放送礼拝 山田先生

2017.9.4放送礼拝
ヨハネによる福音書 1章1~5節
「人を喜ばせる言葉」

 夏休み中に「日本語を考える」という研修で、子どもがどのように「ことば」を覚えて使えるようになっていくかという内容の講義を受けました。とても興味深い有意義な講座でした。
 赤ちゃんは、1歳を過ぎるころから言葉らしいものをしゃべりだし、1歳半ごろから「マンマ」や「ワンワン」などの幼児語といわれる言葉を話しだします。このころの子どもは、生き物は犬も猫もパンダもみんな「ワンワン」と呼んで表現します。食べ物はみんな「マンマ」と呼ぶようです。もちろん個人差はあるようですが。
 子どもはだんだんと「マンマ」には、白いお米を炊いた「ごはん」や、ご飯を丸めた「おにぎり」や、おにぎりの中身には「うめぼし」「こんぶ」「たらこ」などがあることを「言葉」とともに理解していきます。言葉を理解する中で、自分の世界を広げていきます。少し難しい言葉でいうと、「ことばは世界を理解するための認識の道具」といえるのです。毎日少しずつ、子どもは喜びとともに言語を獲得していくのです。
 2歳から3歳児くらいになると、社会性を持つ言葉を使えるようになります。「アリガトウ」「ゴメンナサイ」という、目に見えない自分の気持ちも「ことば」に表すこともできるようになります。

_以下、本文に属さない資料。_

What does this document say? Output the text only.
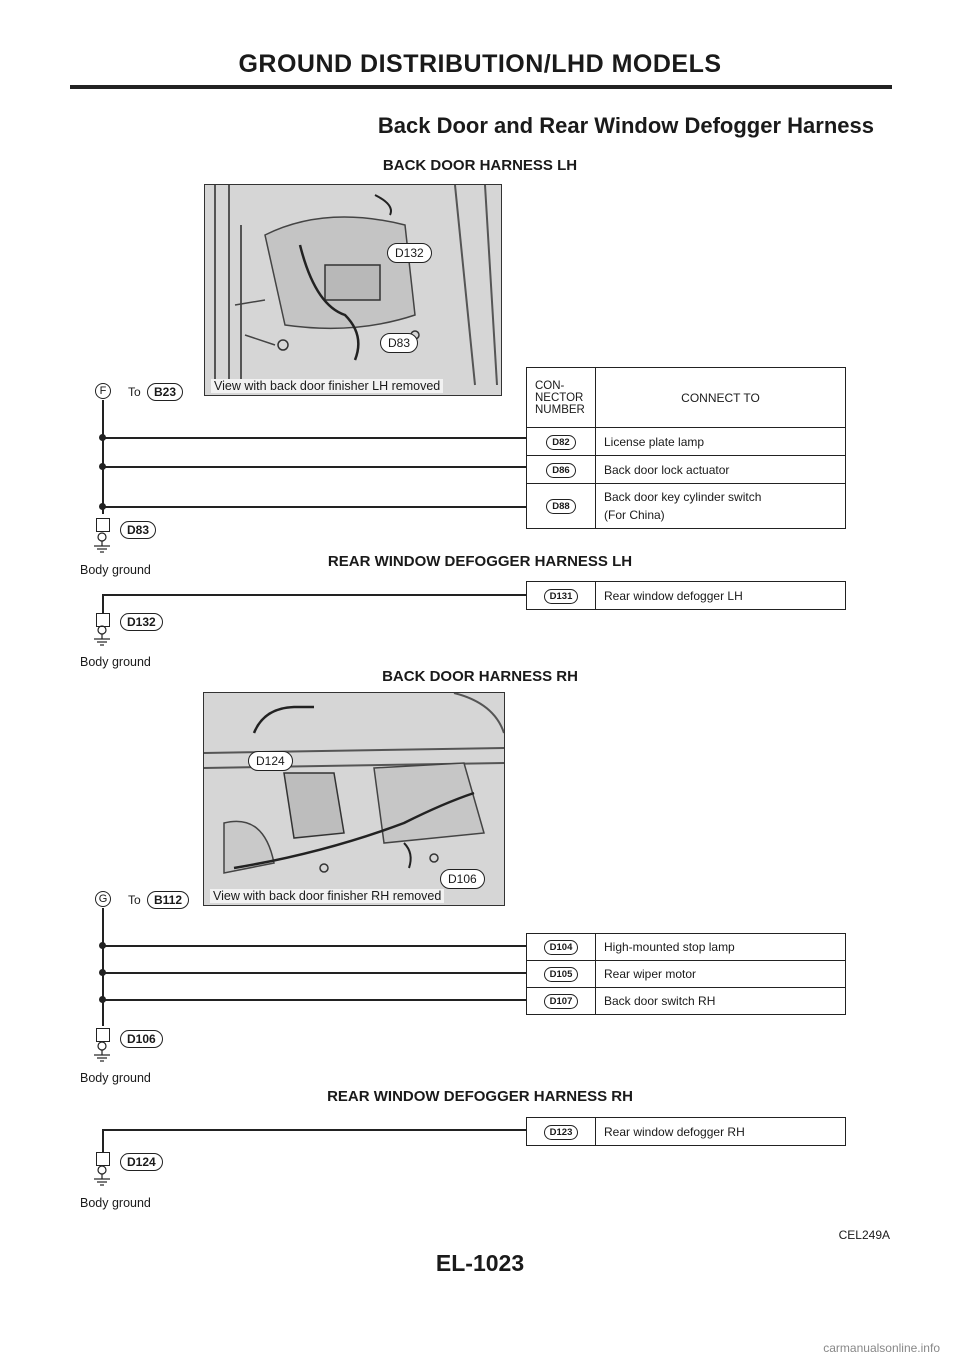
GROUND DISTRIBUTION/LHD MODELS
Back Door and Rear Window Defogger Harness
BACK DOOR HARNESS LH
D132
D83
View with back door finisher LH removed
F	To	B23	CON-
NECTOR
NUMBER	CONNECT TO
D82	License plate lamp
D86	Back door lock actuator
D88	Back door key cylinder switch
(For China)
D83
Body ground	REAR WINDOW DEFOGGER HARNESS LH
D131	Rear window defogger LH
D132
Body ground
BACK DOOR HARNESS RH
D124
D106
View with back door finisher RH removed
G	To	B112
D104	High-mounted stop lamp
D105	Rear wiper motor
D107	Back door switch RH
D106
Body ground
REAR WINDOW DEFOGGER HARNESS RH
D123	Rear window defogger RH
D124
Body ground
CEL249A
EL-1023
carmanualsonline.info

私ごとですが、この講義を聞きながら自分の子育てのことを思い出していました。子どもがお菓子をもらった時やコップやスプーンを取ってもらった時に、「アリガトウ」が言えた時のこと、そして「アリガトウ」という子どもの「ことば」がおじいちゃんもおばあちゃんも、家族みんなをなごませたことを思い出しました。また、いけないことをしてしかられて、泣きながら「ゴメンナサイ」が言えた時の我が子の気持ちも思い出していました。子どもは「アリガトウ」という言葉と同時に「感謝」という認識をも持つようになり、「ゴメンナサイ」という言葉とともに「謝罪」という概念を手に入れることになるのです。そして、その言葉は、「アリガトウができるようになったね」「ゴメンナサイが言えたの、えらいね」と、家族みんなを喜ばせたものでした。

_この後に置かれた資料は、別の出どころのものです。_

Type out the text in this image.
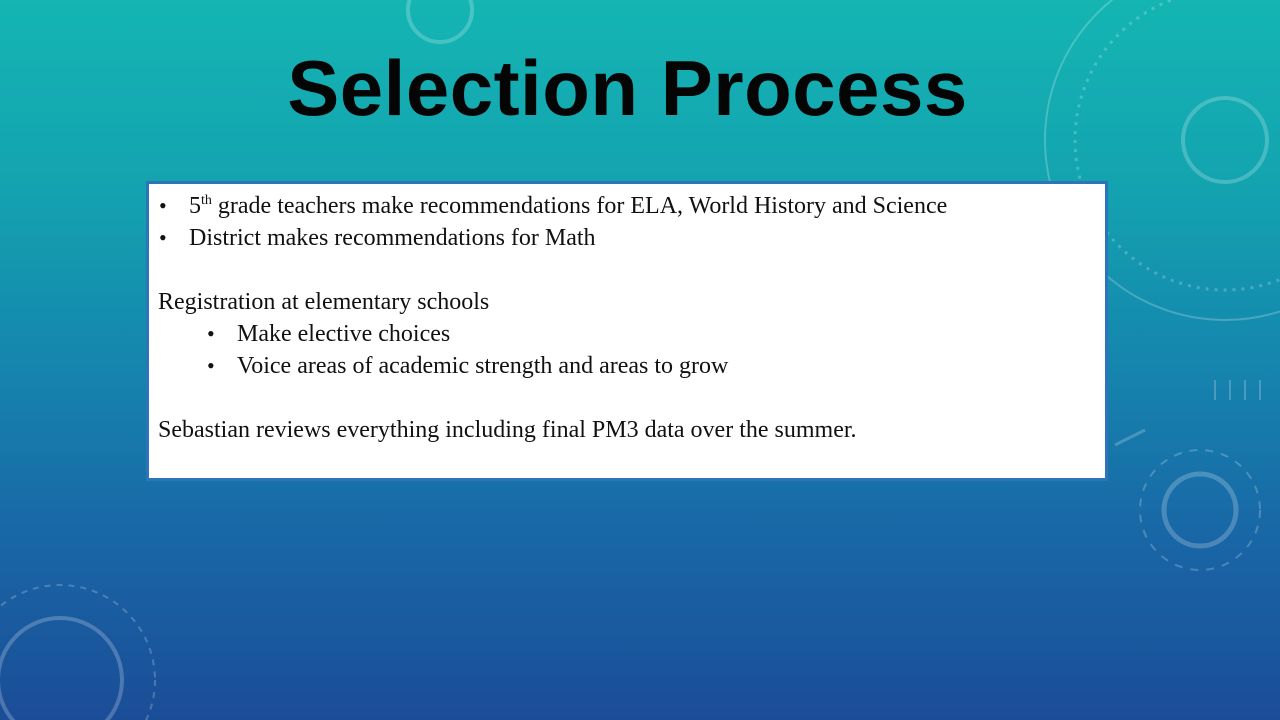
Selection Process
• 5th grade teachers make recommendations for ELA, World History and Science
• District makes recommendations for Math
Registration at elementary schools
• Make elective choices
• Voice areas of academic strength and areas to grow
Sebastian reviews everything including final PM3 data over the summer.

 このように、子どもの「ことば」は、自分の世界を広げるだけでなく、周りの大人たちの喜びも一緒に運んでくる魔法の言葉だったのです。でも、私たちは知っています、言葉は時に人をひどく傷つける武器になるということを。では、なぜ人を喜ばせる言葉が人を傷つける言葉になってしまうのでしょうか? 悪口、かげ口、からかい、嘘、いじわる、なぜこのような言葉を使ってしまうのでしょうか? 私たちは「ことば」を覚えながら、さまざまな感情を認識していきます。憎しみ、ねたみ、さげすみ、わがまま、劣等感、思い上がり。
 聖書のいう初めにあった「言葉」とは何でしょうか?神とともにある永遠の「言葉」
とは、わたしはイエス・キリストのことだと思います。イエス・キリストは、私たちに愛を伝えるために生まれ、教え、十字架でなくなりました。神さまの言葉とは、人を愛するための言葉だと私は思います。
 私は毎日、国語の授業で「ことば」を教えています。その言葉が、愛を伝える人を喜ばせる言葉であるように願っています。でも、人は誰でも失敗します。その時は「ゴメンナサイ」といいましょう。どうしても人を傷つける言葉が口をついて出てしましそうなときは、口を閉じて神さまに祈りましょう!
 わたしたちには、毎日自分の心や言葉を振り返り、静かに祈る時間が与えられています。聖書のみ言葉と、友人や先生の話に耳を傾け、深く祈る礼拝のときを与えられているのです。毎日神様からいただく素敵な時間です。「アリガトウゴザイマス」と感謝しましょう!
 夏休みがおわり、学校にも礼拝の時間が戻ってきました。夏休みから冬休みまでのこの期間は、1年間で最も長く充実した時期です。キャンプ、SSH研究発表、ドイツ研修、ウォーカソン、そして高校3年生は進路実現、皆さんが大きく成長するときです。毎日の礼拝に感謝して、一日一日進んでいきましょう!

お祈り
 神様、今日も礼拝の時間をありがとうございます。自分自身にも、隣人にも、あなたからの愛の言葉が注がれていることを信じて過ごせますように。後期も、安全に豊かな日々となりますように導いてください。尊き主イエス・キリストのみ名によりお祈りします。